Apparently memes are another one of those things you don't do unless you have time to burn: from
sockkpuppett, I think, this is the explicate your ship/OTP paradigm one, only it really did turned out as more of a panegyric, despite my best effort at quelling.
The obvious thing is I love partner-based ships -- detectives or crime-fighters of some stripe, usually. There's something about the combination of forced reluctant intimacy, repressed intensity, compartmentalization and strict formal boundaries that just slays me: friendships that are complicated by a vital professional relationship, and love that complicates and is complicated by both. And I like the accidental quality -- deep, powerful, life-defining relationships founded on some bureaucratic pen-stroke; the fact that these people weren't looking for this, for each other, and that there is always nearly as much pushing them apart as drawing them together. These are chance connections that become strong, known, tested, but remain delicate, simultaneously as thoughtless and unexamined as an intake of breath, yet suffused with tension, circling a central ambivalence.
But being built on friendship makes my ships all very vanilla: calm, caring, heading towards the prosaic. (Sex is an afterthought, if it happens at all.) Paperwork shows up a lot. Killing time. Stake-outs and long stretches of empty highway. Bad coffee. But that's the charm. Instead of epic romance and violent passions, you have to work within an emotional range that's quiet, ordinary and understated. These people may be heroes and idealists, righting wrongs, saving people, but the view from the trenches is decidedly unromantic. Grand angst, the kind you carry around in slop buckets and wallow in is inessential, verging on out of place. (Not that writers don't go there anyway, but melodrama and big scale angst aren't inherent in the dynamic.) These relationships are like vast, deep lakes, with the mundane surface agitation always most apparent and only the barest hint of the huge, sightless forces moving in the depths.
Happiness in these ships tends to be closer to contentment, warm and comfortable and nearly invisible (at least until it's gone) -- sinking into attachment, lines blurring, all the while lit up with the unacknowledged buzz of attraction and possibility. And when pain comes it's more aches or the tug of scar tissue than bright hot agony -- the gaps between what you want and what you have; the sour taste of longing and frustration; the slow accumulation of mistakes and misunderstandings and tiny betrayals that makes people drift apart or fall out of love by imperceptible degrees; the pitiless, irreversible march of time; the way anything lived-in and familiar eventually grows dog-eared and too well known, taken for granted; learning to settle and letting dreams and fantasies go. Or, above all, being perpetually arrested just short, no matter how far you move forward, all those possibilities and how you thought it would be forever receding, mirage-like, intangible, reality never matching the vivid, depthless scope of imagination.
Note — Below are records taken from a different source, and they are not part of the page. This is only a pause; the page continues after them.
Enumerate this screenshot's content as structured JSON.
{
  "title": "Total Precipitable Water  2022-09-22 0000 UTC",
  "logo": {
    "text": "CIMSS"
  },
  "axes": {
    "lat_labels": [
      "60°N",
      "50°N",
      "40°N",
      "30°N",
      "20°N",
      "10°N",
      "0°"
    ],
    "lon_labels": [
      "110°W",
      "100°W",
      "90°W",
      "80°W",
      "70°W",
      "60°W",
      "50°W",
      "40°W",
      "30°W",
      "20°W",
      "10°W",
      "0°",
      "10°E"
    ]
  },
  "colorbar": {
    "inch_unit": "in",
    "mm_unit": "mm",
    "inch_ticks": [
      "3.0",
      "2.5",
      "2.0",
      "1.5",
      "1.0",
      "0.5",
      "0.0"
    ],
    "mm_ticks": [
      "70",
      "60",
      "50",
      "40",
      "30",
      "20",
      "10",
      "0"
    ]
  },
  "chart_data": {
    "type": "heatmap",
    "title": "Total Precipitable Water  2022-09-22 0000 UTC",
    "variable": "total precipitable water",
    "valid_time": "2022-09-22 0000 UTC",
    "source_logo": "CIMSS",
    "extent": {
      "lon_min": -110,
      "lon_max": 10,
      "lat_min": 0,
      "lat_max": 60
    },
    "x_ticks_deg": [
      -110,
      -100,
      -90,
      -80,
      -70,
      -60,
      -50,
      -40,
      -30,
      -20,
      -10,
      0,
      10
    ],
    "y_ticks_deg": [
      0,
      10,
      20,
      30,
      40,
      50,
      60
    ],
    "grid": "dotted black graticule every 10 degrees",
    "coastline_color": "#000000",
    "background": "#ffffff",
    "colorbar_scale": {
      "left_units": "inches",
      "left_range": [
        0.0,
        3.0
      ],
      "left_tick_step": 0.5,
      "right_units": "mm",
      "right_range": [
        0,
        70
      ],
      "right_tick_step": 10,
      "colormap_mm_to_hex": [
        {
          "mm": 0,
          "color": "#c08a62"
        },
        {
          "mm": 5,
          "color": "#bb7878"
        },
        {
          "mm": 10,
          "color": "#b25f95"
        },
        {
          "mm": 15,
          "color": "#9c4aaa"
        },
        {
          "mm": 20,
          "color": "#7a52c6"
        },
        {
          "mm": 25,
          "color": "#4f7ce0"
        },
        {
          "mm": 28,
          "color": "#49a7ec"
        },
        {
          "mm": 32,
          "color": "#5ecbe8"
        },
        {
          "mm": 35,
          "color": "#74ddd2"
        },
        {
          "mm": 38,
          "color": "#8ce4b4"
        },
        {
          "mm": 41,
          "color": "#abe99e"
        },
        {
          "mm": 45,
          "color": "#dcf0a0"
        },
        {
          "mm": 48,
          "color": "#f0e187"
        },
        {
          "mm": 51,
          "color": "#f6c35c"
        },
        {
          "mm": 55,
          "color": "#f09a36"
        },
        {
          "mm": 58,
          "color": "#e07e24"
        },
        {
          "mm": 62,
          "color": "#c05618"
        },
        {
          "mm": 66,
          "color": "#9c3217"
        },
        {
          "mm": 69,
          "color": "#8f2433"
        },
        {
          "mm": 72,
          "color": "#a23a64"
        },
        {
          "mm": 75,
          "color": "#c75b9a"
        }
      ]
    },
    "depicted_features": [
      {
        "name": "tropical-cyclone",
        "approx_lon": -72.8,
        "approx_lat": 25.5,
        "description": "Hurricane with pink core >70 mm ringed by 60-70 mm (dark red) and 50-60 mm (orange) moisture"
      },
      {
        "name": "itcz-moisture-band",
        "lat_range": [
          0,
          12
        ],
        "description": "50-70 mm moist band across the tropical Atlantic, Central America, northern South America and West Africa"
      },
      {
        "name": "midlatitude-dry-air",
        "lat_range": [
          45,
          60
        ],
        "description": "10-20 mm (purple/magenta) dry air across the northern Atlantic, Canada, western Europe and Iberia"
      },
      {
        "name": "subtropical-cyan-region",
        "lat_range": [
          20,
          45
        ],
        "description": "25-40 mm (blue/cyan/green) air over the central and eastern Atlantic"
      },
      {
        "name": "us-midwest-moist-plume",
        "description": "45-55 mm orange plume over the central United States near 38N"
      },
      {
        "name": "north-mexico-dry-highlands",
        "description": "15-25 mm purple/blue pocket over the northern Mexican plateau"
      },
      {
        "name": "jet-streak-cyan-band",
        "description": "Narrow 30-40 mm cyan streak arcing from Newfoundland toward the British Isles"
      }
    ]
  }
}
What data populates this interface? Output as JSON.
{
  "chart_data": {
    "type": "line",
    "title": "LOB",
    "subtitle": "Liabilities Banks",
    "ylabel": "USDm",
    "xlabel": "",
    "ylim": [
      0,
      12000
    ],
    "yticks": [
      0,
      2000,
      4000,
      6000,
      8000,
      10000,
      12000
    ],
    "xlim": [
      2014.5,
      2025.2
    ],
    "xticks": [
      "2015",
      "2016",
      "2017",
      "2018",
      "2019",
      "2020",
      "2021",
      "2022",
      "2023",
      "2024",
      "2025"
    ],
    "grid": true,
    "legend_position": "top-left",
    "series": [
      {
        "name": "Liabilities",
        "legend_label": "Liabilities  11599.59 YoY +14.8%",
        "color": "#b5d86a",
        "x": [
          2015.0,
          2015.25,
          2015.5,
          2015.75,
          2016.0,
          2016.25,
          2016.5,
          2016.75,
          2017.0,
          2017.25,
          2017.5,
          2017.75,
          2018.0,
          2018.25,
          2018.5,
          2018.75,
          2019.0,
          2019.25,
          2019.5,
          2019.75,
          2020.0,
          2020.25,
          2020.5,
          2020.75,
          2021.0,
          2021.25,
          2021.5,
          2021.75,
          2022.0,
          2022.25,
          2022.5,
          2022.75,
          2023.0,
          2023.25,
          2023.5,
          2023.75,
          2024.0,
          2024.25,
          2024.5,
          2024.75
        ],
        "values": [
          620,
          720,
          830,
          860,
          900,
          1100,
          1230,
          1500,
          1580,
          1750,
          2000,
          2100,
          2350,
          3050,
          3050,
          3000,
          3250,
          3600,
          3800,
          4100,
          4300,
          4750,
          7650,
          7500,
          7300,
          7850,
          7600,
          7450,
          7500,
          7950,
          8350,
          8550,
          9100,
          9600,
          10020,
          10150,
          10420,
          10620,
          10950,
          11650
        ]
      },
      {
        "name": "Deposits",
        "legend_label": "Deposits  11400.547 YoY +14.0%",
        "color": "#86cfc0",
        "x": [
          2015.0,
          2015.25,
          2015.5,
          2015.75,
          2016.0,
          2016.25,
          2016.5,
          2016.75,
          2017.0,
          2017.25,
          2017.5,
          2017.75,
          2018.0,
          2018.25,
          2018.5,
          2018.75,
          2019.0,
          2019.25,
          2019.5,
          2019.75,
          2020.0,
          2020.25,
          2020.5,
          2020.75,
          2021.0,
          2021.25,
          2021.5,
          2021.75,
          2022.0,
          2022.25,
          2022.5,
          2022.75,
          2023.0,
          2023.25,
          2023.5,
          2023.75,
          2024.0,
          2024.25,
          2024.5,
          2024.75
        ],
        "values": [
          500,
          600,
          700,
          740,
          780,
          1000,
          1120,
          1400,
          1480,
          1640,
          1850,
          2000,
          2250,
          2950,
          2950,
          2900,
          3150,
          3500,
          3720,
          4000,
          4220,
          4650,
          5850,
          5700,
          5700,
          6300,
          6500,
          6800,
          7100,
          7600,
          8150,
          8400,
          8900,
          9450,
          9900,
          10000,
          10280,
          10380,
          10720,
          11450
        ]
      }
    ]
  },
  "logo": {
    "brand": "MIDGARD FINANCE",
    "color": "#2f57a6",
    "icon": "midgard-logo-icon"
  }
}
But nothing real or external or concrete, nothing you can point to or delineate or understand.
Nothing you can't live with.
Tragedy in the ships I love best is never what happens; it's the long, slow grind of living with it afterward. Life rolls on, unconnected to the all little dramas playing out, hardly visible, inside minds and hearts. Instead you get more cups of bad coffee, stacks of paperwork and a job that needs doing world without end.